La menace invisible : Augmentation des niveaux de TFA dans l’environnement

Les chimistes s’inquiètent de la situation actuelle concernant la Trifluoroacetic Acid (TFA), une substance chimique qui s’immisce progressivement dans notre environnement, notamment à travers les pesticides, les médicaments et les réfrigérants. Sa persistance dans l’environnement et sa capacité à contaminer l’eau potable et les aliments sont préoccupantes. Les experts réclament une réduction de son utilisation et un contrôle plus strict de sa présence dans notre quotidien.

Qu’est-ce que le TFA et pourquoi est-ce dangereux ?

Le TFA est un sel incolore dérivé de l’acide trifluoroacétique. Il appartient à la famille des PFAS (substances per- et polyfluoroalkyles), qui englobe plus de 10 000 produits chimiques synthétiques. Ces derniers sont présents dans une variété d’objets du quotidien tels que les poêles antiadhésives, certains vêtements, les emballages alimentaires et même les produits pharmaceutiques.

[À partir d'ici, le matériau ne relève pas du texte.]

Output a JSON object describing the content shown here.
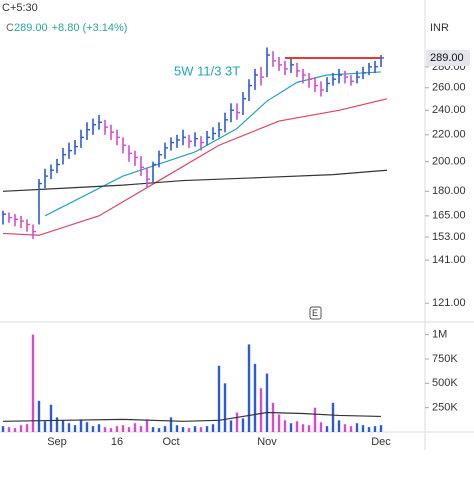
{
  "chart_data": [
    {
      "type": "hlc",
      "timezone": "C+5:30",
      "currency": "INR",
      "ohlc_prefix": "C",
      "close_label": "289.00",
      "change_label": "+8.80 (+3.14%)",
      "annotation": "5W 11/3 3T",
      "event_marker": {
        "label": "E",
        "x": 52
      },
      "log_scale": true,
      "ylim": [
        114,
        355
      ],
      "yticks": [
        {
          "value": 121,
          "label": "121.00"
        },
        {
          "value": 141,
          "label": "141.00"
        },
        {
          "value": 153,
          "label": "153.00"
        },
        {
          "value": 165,
          "label": "165.00"
        },
        {
          "value": 180,
          "label": "180.00"
        },
        {
          "value": 200,
          "label": "200.00"
        },
        {
          "value": 220,
          "label": "220.00"
        },
        {
          "value": 240,
          "label": "240.00"
        },
        {
          "value": 260,
          "label": "260.00"
        },
        {
          "value": 280,
          "label": "280.00"
        }
      ],
      "up_color": "#2b5bd6",
      "down_color": "#d64bc9",
      "high": [
        168,
        167,
        166,
        165,
        163,
        160,
        188,
        195,
        198,
        202,
        210,
        214,
        216,
        224,
        230,
        233,
        236,
        232,
        228,
        224,
        218,
        212,
        208,
        204,
        196,
        200,
        208,
        214,
        218,
        220,
        224,
        220,
        222,
        219,
        223,
        226,
        230,
        238,
        246,
        246,
        256,
        268,
        278,
        280,
        300,
        296,
        290,
        286,
        288,
        284,
        278,
        274,
        270,
        266,
        270,
        274,
        278,
        276,
        272,
        276,
        280,
        284,
        286,
        292
      ],
      "low": [
        160,
        161,
        159,
        158,
        156,
        152,
        160,
        182,
        188,
        192,
        198,
        202,
        205,
        210,
        216,
        220,
        224,
        220,
        216,
        212,
        206,
        200,
        197,
        190,
        182,
        186,
        196,
        202,
        208,
        210,
        212,
        210,
        211,
        208,
        212,
        216,
        218,
        222,
        230,
        232,
        236,
        248,
        258,
        262,
        270,
        280,
        276,
        272,
        274,
        270,
        264,
        260,
        256,
        252,
        256,
        262,
        264,
        264,
        262,
        264,
        268,
        272,
        274,
        280
      ],
      "close": [
        166,
        164,
        163,
        162,
        160,
        156,
        185,
        190,
        194,
        198,
        205,
        208,
        211,
        218,
        224,
        228,
        230,
        226,
        222,
        218,
        212,
        206,
        203,
        196,
        188,
        198,
        205,
        210,
        214,
        216,
        218,
        215,
        217,
        214,
        218,
        221,
        224,
        232,
        240,
        238,
        250,
        262,
        272,
        270,
        292,
        286,
        282,
        278,
        282,
        276,
        272,
        268,
        262,
        258,
        264,
        268,
        272,
        270,
        266,
        270,
        274,
        280,
        280.2,
        289
      ],
      "level_line": {
        "value": 289,
        "color": "#e53935",
        "x": [
          47,
          63
        ]
      },
      "ma_lines": [
        {
          "color": "#26a3b8",
          "x": [
            7,
            20,
            32,
            39,
            44,
            49,
            54,
            63
          ],
          "values": [
            165,
            190,
            207,
            225,
            248,
            265,
            272,
            275
          ]
        },
        {
          "color": "#d9485f",
          "x": [
            0,
            6,
            16,
            26,
            36,
            46,
            56,
            64
          ],
          "values": [
            155,
            154,
            165,
            187,
            212,
            231,
            240,
            250
          ]
        },
        {
          "color": "#333333",
          "x": [
            0,
            10,
            20,
            30,
            43,
            55,
            64
          ],
          "values": [
            180,
            182,
            184,
            187,
            189,
            191,
            194
          ]
        }
      ]
    },
    {
      "type": "volume",
      "ylim": [
        0,
        1130000
      ],
      "yticks": [
        {
          "value": 250000,
          "label": "250K"
        },
        {
          "value": 500000,
          "label": "500K"
        },
        {
          "value": 750000,
          "label": "750K"
        },
        {
          "value": 1000000,
          "label": "1M"
        }
      ],
      "categories": [
        null,
        null,
        null,
        null,
        null,
        null,
        null,
        null,
        null,
        "Sep",
        null,
        null,
        null,
        null,
        null,
        null,
        null,
        null,
        null,
        "16",
        null,
        null,
        null,
        null,
        null,
        null,
        null,
        null,
        "Oct",
        null,
        null,
        null,
        null,
        null,
        null,
        null,
        null,
        null,
        null,
        null,
        null,
        null,
        null,
        null,
        "Nov",
        null,
        null,
        null,
        null,
        null,
        null,
        null,
        null,
        null,
        null,
        null,
        null,
        null,
        null,
        null,
        null,
        null,
        null,
        "Dec"
      ],
      "values": [
        60000,
        50000,
        40000,
        70000,
        80000,
        1000000,
        320000,
        110000,
        280000,
        150000,
        120000,
        90000,
        70000,
        130000,
        100000,
        60000,
        80000,
        50000,
        40000,
        60000,
        70000,
        50000,
        90000,
        60000,
        130000,
        50000,
        40000,
        60000,
        150000,
        70000,
        50000,
        40000,
        60000,
        50000,
        60000,
        80000,
        680000,
        500000,
        120000,
        200000,
        140000,
        900000,
        700000,
        450000,
        600000,
        300000,
        180000,
        120000,
        90000,
        110000,
        80000,
        70000,
        250000,
        100000,
        60000,
        300000,
        120000,
        80000,
        60000,
        90000,
        70000,
        50000,
        60000,
        70000
      ],
      "avg_line": {
        "color": "#333333",
        "x": [
          0,
          10,
          20,
          30,
          36,
          40,
          44,
          50,
          56,
          63
        ],
        "values": [
          110000,
          120000,
          130000,
          110000,
          120000,
          160000,
          200000,
          190000,
          170000,
          160000
        ]
      }
    }
  ]
}
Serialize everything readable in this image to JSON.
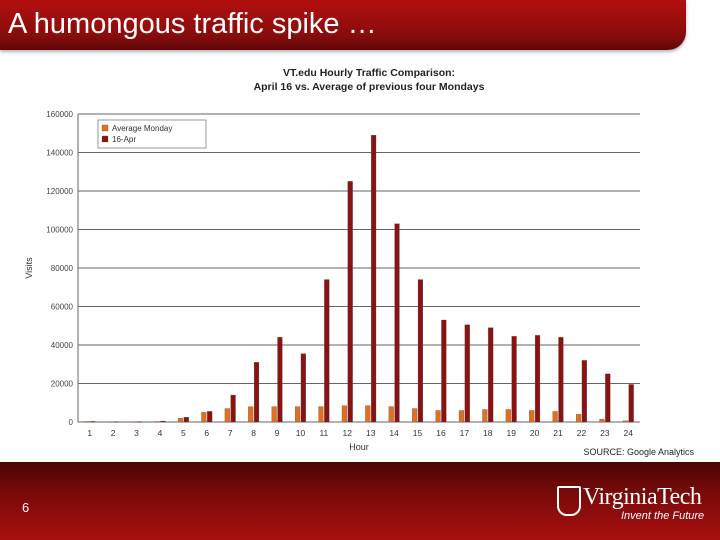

Une fois libérés dans l’environnement, les PFAS sont extrêmement difficiles à décomposer, ce qui leur confère le surnom de “produits chimiques éternels”. Selon le chimiste Michael Müller, “Tout kilogramme de TFA que nous libérons augmente de manière permanente la charge environnementale.” Les conséquences de cette contamination sont encore largement inconnues, mais il est certain que le problème grandit rapidement.

Les inquiétudes croissantes des stations d’épuration

Les opérateurs de l’eau s’alarment de l’augmentation des concentrations de TFA dans les rivières et, par extension, dans l’eau potable. Dans la région de l’Oberrhein, les niveaux de TFA dans le Rhin ont doublé depuis 2016. L’Association des stations d’épuration du lac de Constance-Rhin (AWBR) évoque une “augmentation incontrôlée” qui a un impact direct sur la qualité de l’eau potable.

Un test de l’ARD-Magazin Plusminus sur l’eau potable en Allemagne a révélé que toutes les échantillons contenaient des traces de TFA, certains atteignant jusqu’à 2,4 µg/l, alors même que des niveaux supérieurs à 1 µg/l sont considérés comme problématiques.

Des concentrations alarmantes dans les aliments

La situation est encore plus préoccupante dans le domaine des produits alimentaires. Des tests réalisés par l’organisation non gouvernementale Global 2000 ont révélé que tous les échantillons de 48 aliments analysés contenaient du TFA. Les produits conventionnels affichent des niveaux trois fois plus élevés que ceux des produits biologiques, avec certains biscuits dépassant les 420 µg/kg. Pour mettre cela en perspective, cela représente jusqu’à 1 000 fois plus de concentration que dans l’eau potable.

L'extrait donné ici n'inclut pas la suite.